No todos los métodos de apertura de la zona pelúcida tienen la misma tasa de éxito porque el bienestar del embrión y/o del blastómero puede verse afectado por el procedimiento utilizado para la biopsia. Se analizó la perforación de la zona con solución de Tirodo ácido (ZD) en comparación con la disección parcial de la zona (PZD) para determinar qué técnica conduciría a embarazos más exitosos y tendría menos efecto en el embrión y/o el blastómero. ZD utiliza una enzima digestiva como la pronasa, lo que la convierte en un método de perforación química. Los productos químicos utilizados en ZD pueden tener un efecto perjudicial en el embrión. PZD utiliza un microagujero de vidrio para cortar la zona pelúcida, lo que lo convierte en un método de disección mecánica que normalmente necesita manos expertas para realizar el procedimiento. En un estudio que incluyó a 71 parejas, la ZD se realizó en 26 ciclos de 19 parejas y la PZD se realizó en 59 ciclos de 52 parejas. En el análisis unicelular, hubo una tasa de éxito de 87,5% en el grupo PZD y de 85,4% en el grupo ZD. La edad materna, el número de ovocitos recuperados, la tasa de fertilización y otras variables no difirieron entre los grupos ZD y PZD. Se encontró que la DZP condujo a una tasa significativamente mayor de embarazo (40,7% frente a 15,4%), embarazo en curso (35,6% frente a 11,5%) e implantación (18,1% frente a 5,7%) que la DZP. Esto sugiere que el uso del método mecánico de la DZP en biopsias de blastómeros para el diagnóstico genético preimplantacional puede ser más competente que el uso del método químico de la DZP. El éxito de la PZD sobre la ZD podría atribuirse al agente químico en la ZD que tiene un efecto dañino en el embrión y/o el blastómero. Actualmente, el método predominante de apertura de la zona pelúcida es la perforación de la zona con láser. El uso de un láser es una técnica más fácil que el uso de medios mecánicos o químicos. Sin embargo, la perforación con láser podría ser perjudicial para el embrión y es muy costosa para los laboratorios de fertilización in vitro, especialmente cuando el DGP no es un proceso frecuente en los tiempos modernos. El DZP podría ser una alternativa viable a estas cuestiones.

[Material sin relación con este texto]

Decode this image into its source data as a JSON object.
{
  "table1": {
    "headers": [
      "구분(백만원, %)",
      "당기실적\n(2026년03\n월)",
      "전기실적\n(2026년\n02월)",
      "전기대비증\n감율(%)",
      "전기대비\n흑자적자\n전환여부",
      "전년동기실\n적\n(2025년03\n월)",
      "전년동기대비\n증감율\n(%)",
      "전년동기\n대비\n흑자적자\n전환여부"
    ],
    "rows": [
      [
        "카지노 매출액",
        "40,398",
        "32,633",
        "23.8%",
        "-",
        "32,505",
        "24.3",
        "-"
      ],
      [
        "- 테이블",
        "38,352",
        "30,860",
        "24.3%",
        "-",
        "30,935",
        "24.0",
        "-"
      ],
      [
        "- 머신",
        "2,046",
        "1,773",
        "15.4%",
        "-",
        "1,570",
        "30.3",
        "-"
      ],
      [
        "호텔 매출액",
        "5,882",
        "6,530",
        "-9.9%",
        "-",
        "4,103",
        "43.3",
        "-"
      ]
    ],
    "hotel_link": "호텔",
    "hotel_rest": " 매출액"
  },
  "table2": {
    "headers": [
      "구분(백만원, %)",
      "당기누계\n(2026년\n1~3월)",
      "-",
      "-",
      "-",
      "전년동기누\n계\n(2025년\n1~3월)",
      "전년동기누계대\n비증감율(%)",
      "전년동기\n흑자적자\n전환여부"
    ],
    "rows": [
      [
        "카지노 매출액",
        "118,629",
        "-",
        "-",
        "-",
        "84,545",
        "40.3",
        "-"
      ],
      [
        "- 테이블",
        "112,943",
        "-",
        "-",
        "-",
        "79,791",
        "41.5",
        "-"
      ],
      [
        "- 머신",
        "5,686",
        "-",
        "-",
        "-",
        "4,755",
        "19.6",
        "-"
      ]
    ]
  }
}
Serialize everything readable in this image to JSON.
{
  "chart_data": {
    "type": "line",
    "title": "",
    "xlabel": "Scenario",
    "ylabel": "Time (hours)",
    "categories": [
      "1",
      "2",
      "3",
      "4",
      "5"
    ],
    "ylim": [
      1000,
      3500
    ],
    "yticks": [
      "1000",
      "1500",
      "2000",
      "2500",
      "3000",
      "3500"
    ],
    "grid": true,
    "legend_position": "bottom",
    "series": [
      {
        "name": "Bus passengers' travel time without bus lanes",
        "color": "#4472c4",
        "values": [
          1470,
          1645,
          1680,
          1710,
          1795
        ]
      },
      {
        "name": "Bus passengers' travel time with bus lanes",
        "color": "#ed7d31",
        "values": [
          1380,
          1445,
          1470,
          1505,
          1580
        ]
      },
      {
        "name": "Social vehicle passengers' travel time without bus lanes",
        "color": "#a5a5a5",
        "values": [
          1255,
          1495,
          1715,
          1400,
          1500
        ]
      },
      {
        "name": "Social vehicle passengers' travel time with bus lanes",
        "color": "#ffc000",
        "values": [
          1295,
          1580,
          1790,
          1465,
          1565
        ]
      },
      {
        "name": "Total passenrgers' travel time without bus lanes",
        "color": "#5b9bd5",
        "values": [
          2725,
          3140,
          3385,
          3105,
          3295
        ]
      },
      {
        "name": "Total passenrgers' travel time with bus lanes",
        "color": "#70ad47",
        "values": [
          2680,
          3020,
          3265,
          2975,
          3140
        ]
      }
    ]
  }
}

Biopsias de blastocistoseditar

En un intento de superar las dificultades relacionadas con las técnicas unicelulares, se ha sugerido realizar biopsias de embriones en la etapa de blastocisto, proporcionando una mayor cantidad de material de partida para el diagnóstico. Se ha demostrado que si hay más de dos células presentes en el mismo tubo de muestra, los principales problemas técnicos de la PCR de una sola célula o de la FISH prácticamente desaparecerían. Por otro lado, como en el caso de la biopsia en etapa de escisión, las diferencias cromosómicas entre la masa celular interna y el trofectodermo (TE) pueden reducir la precisión del diagnóstico, aunque se ha informado que este mosaicismo es menor que en embriones en etapa de escisión.

La biopsia de TE ha demostrado ser exitosa en modelos animales como conejos, ratones y primates. Estos estudios muestran que la eliminación de algunas células TE no es perjudicial para el desarrollo in vivo del embrión.

La biopsia en estadio de blastocisto humano para DGP se realiza haciendo un agujero en el ZP en el tercer día de cultivo in vitro. Esto permite que el TE en desarrollo sobresalga después de la blastulación, facilitando la biopsia. En el quinto día después de la fertilización, se extirpan aproximadamente cinco células de la TE utilizando una aguja de vidrio o energía láser, dejando al embrión en gran medida intacto y sin pérdida de masa celular interna. Después del diagnóstico, los embriones pueden ser reemplazados durante el mismo ciclo, o criopreservados y transferidos en un ciclo posterior.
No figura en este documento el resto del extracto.